SEIU’s political education committee, for example, gave $875,000 in March, while the Steelworkers and UFCW each have given $500,000, according to federal campaign finance records.

On the state level, two funds affiliated with the Laborers’ International Union of North America — the LiUNA Chicago Laborers District Council and the Laborers’ Political League-Great Lakes Region — each have kicked in $1 million, Illinois campaign finances records show.

Groups representing Democratic officials at various levels of government, from governors to mayors, also are offering their support.

The Democratic Mayors Association has contributed an undisclosed sum and also will have a presence during the convention to offer its support for Chicago Mayor Brandon Johnson and other party members leading cities across the country, said Virginia Mayer, the group’s executive director.

Both Johnson and Sacks were named Biden delegates by the Democratic Party of Illinois.

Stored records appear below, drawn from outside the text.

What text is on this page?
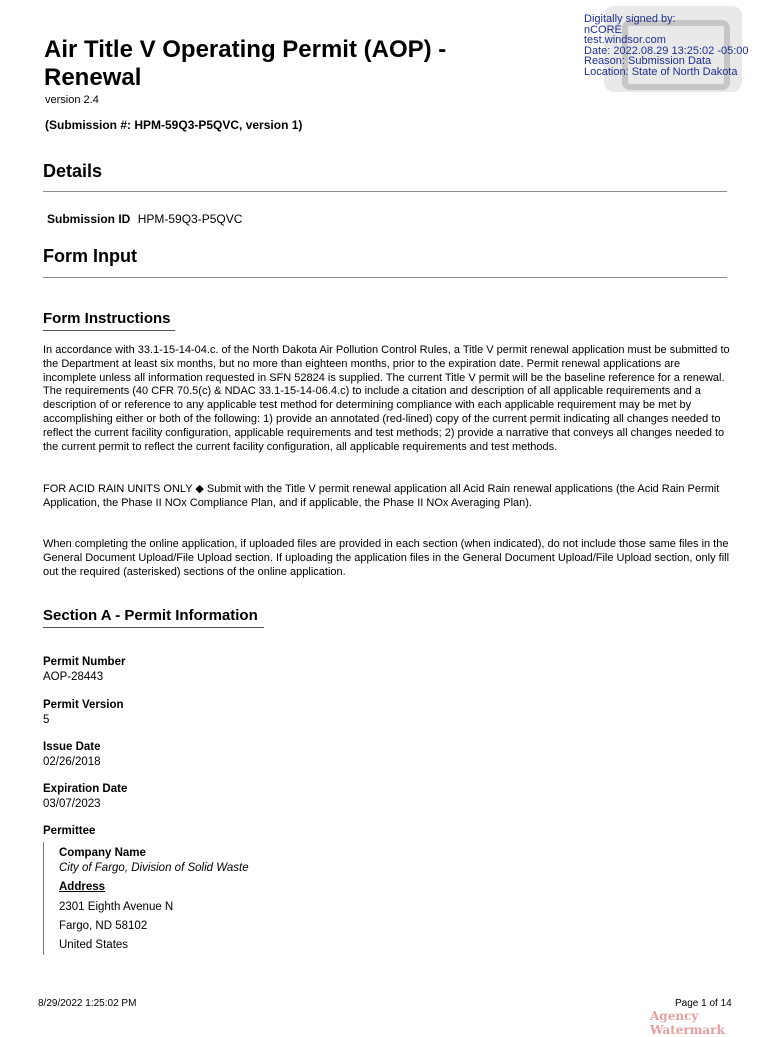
Digitally signed by:
nCORE
test.windsor.com
Date: 2022.08.29 13:25:02 -05:00
Reason: Submission Data
Location: State of North Dakota
Air Title V Operating Permit (AOP) - Renewal
version 2.4
(Submission #: HPM-59Q3-P5QVC, version 1)
Details
Submission ID HPM-59Q3-P5QVC
Form Input
Form Instructions
In accordance with 33.1-15-14-04.c. of the North Dakota Air Pollution Control Rules, a Title V permit renewal application must be submitted to the Department at least six months, but no more than eighteen months, prior to the expiration date. Permit renewal applications are incomplete unless all information requested in SFN 52824 is supplied. The current Title V permit will be the baseline reference for a renewal. The requirements (40 CFR 70.5(c) & NDAC 33.1-15-14-06.4.c) to include a citation and description of all applicable requirements and a description of or reference to any applicable test method for determining compliance with each applicable requirement may be met by accomplishing either or both of the following: 1) provide an annotated (red-lined) copy of the current permit indicating all changes needed to reflect the current facility configuration, applicable requirements and test methods; 2) provide a narrative that conveys all changes needed to the current permit to reflect the current facility configuration, all applicable requirements and test methods.
FOR ACID RAIN UNITS ONLY ◆ Submit with the Title V permit renewal application all Acid Rain renewal applications (the Acid Rain Permit Application, the Phase II NOx Compliance Plan, and if applicable, the Phase II NOx Averaging Plan).
When completing the online application, if uploaded files are provided in each section (when indicated), do not include those same files in the General Document Upload/File Upload section. If uploading the application files in the General Document Upload/File Upload section, only fill out the required (asterisked) sections of the online application.
Section A - Permit Information
Permit Number
AOP-28443
Permit Version
5
Issue Date
02/26/2018
Expiration Date
03/07/2023
Permittee
Company Name
City of Fargo, Division of Solid Waste
Address
2301 Eighth Avenue N
Fargo, ND 58102
United States
8/29/2022 1:25:02 PM	Page 1 of 14
Agency Watermark
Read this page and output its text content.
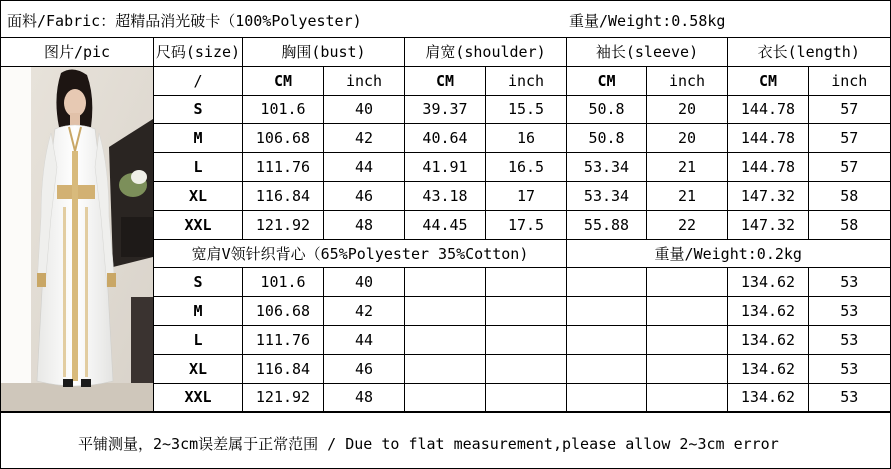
面料/Fabric：超精品消光破卡（100%Polyester)	重量/Weight:0.58kg
图片/pic	尺码(size)	胸围(bust)		肩宽(shoulder)		袖长(sleeve)		衣长(length)	

	/	CM	inch	CM	inch	CM	inch	CM	inch
	S	101.6	40	39.37	15.5	50.8	20	144.78	57
	M	106.68	42	40.64	16	50.8	20	144.78	57
	L	111.76	44	41.91	16.5	53.34	21	144.78	57
	XL	116.84	46	43.18	17	53.34	21	147.32	58
	XXL	121.92	48	44.45	17.5	55.88	22	147.32	58
	宽肩V领针织背心（65%Polyester 35%Cotton)					重量/Weight:0.2kg			
	S	101.6	40					134.62	53
	M	106.68	42					134.62	53
	L	111.76	44					134.62	53
	XL	116.84	46					134.62	53
	XXL	121.92	48					134.62	53
平铺测量，2~3cm误差属于正常范围 / Due to flat measurement,please allow 2~3cm error
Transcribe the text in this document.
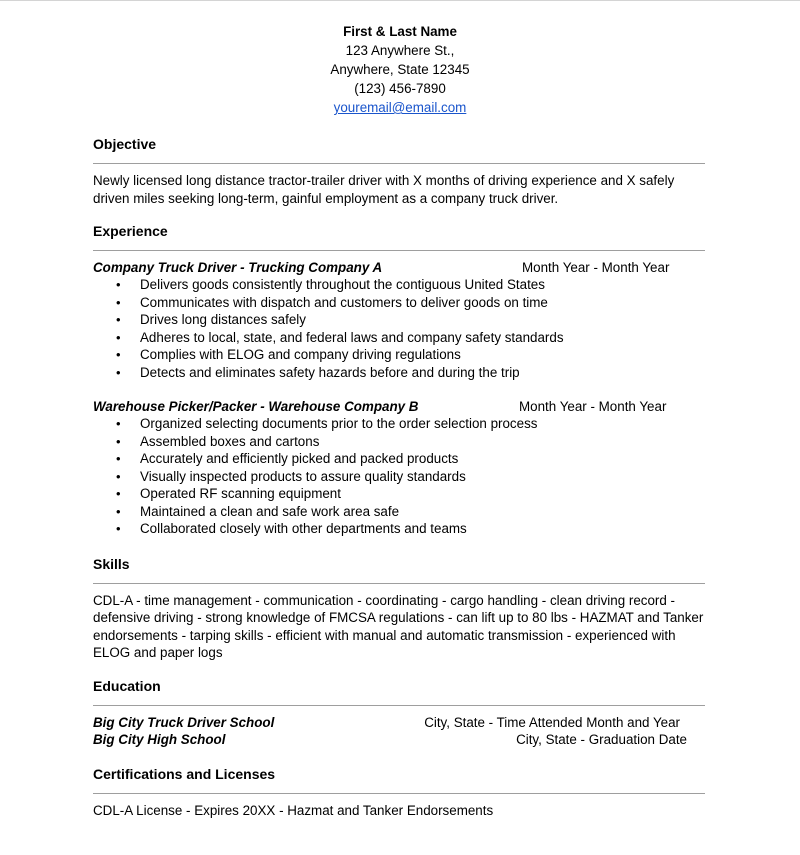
First & Last Name
123 Anywhere St.,
Anywhere, State 12345
(123) 456-7890
youremail@email.com
Objective
Newly licensed long distance tractor-trailer driver with X months of driving experience and X safely driven miles seeking long-term, gainful employment as a company truck driver.
Experience
Company Truck Driver - Trucking Company A	Month Year - Month Year
• Delivers goods consistently throughout the contiguous United States
• Communicates with dispatch and customers to deliver goods on time
• Drives long distances safely
• Adheres to local, state, and federal laws and company safety standards
• Complies with ELOG and company driving regulations
• Detects and eliminates safety hazards before and during the trip
Warehouse Picker/Packer - Warehouse Company B	Month Year - Month Year
• Organized selecting documents prior to the order selection process
• Assembled boxes and cartons
• Accurately and efficiently picked and packed products
• Visually inspected products to assure quality standards
• Operated RF scanning equipment
• Maintained a clean and safe work area safe
• Collaborated closely with other departments and teams
Skills
CDL-A - time management - communication - coordinating - cargo handling - clean driving record - defensive driving - strong knowledge of FMCSA regulations - can lift up to 80 lbs - HAZMAT and Tanker endorsements - tarping skills - efficient with manual and automatic transmission - experienced with ELOG and paper logs
Education
Big City Truck Driver School	City, State - Time Attended Month and Year
Big City High School	City, State - Graduation Date
Certifications and Licenses
CDL-A License - Expires 20XX - Hazmat and Tanker Endorsements
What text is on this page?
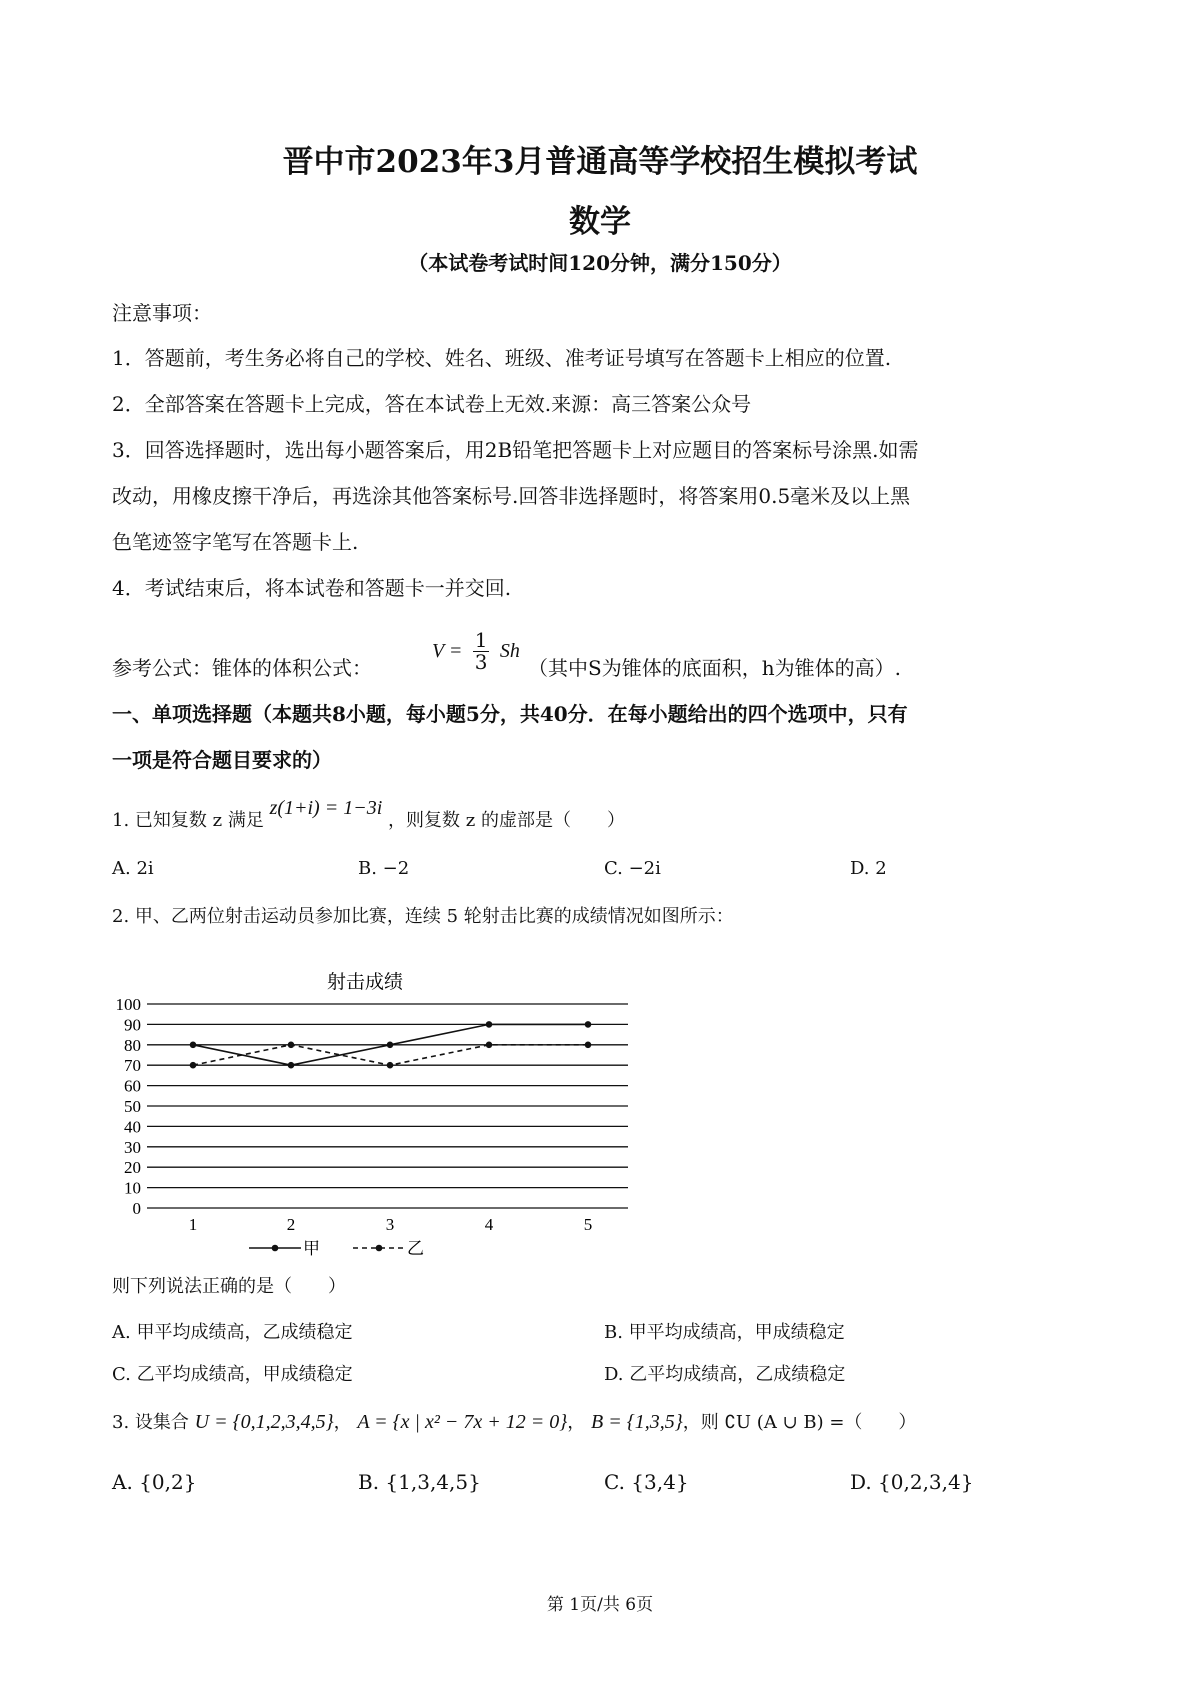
晋中市2023年3月普通高等学校招生模拟考试
数学
（本试卷考试时间120分钟，满分150分）
注意事项：
1．答题前，考生务必将自己的学校、姓名、班级、准考证号填写在答题卡上相应的位置.
2．全部答案在答题卡上完成，答在本试卷上无效.来源：高三答案公众号
3．回答选择题时，选出每小题答案后，用2B铅笔把答题卡上对应题目的答案标号涂黑.如需
改动，用橡皮擦干净后，再选涂其他答案标号.回答非选择题时，将答案用0.5毫米及以上黑
色笔迹签字笔写在答题卡上.
4．考试结束后，将本试卷和答题卡一并交回.
参考公式：锥体的体积公式：
$V = \frac{1}{3}$ Sh
（其中S为锥体的底面积，h为锥体的高）.
一、单项选择题（本题共8小题，每小题5分，共40分．在每小题给出的四个选项中，只有
一项是符合题目要求的）
1. 已知复数 z 满足 z(1+i) = 1−3i ，则复数 z 的虚部是（　　）
A. 2i	B. −2	C. −2i	D. 2
2. 甲、乙两位射击运动员参加比赛，连续 5 轮射击比赛的成绩情况如图所示：
射击成绩
0
10
20
30
40
50
60
70
80
90
100
1	2	3	4	5
甲	乙
则下列说法正确的是（　　）
A. 甲平均成绩高，乙成绩稳定	B. 甲平均成绩高，甲成绩稳定
C. 乙平均成绩高，甲成绩稳定	D. 乙平均成绩高，乙成绩稳定
3. 设集合 U = {0,1,2,3,4,5}， A = {x | x² − 7x + 12 = 0}， B = {1,3,5}，则 ∁U (A ∪ B) =（　　）
A. {0,2}	B. {1,3,4,5}	C. {3,4}	D. {0,2,3,4}
第 1页/共 6页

The Democratic Mayors Association hopes to bring a contingent of more than 100 current and former mayors to the convention, Mayer said, noting that 13 mayors are serving on three convention committees.

The party’s platform committee, for example, includes Regina Romero, the mayor of Tucson, Arizona, and former New Orleans Mayor Mitch Landrieu, who served as Biden’s infrastructure czar before transitioning to a role on the reelection campaign.

“We’re excited to show off Chicago,” Mayer said. “We are lifting up everything Mayor Johnson is doing.”

A group of mayors also will be in Milwaukee next month to support Cavalier Johnson, the city’s Democratic leader, Mayer said.

But the Democratic Mayors Association isn’t giving the Milwaukee host committee any financial contribution, she said.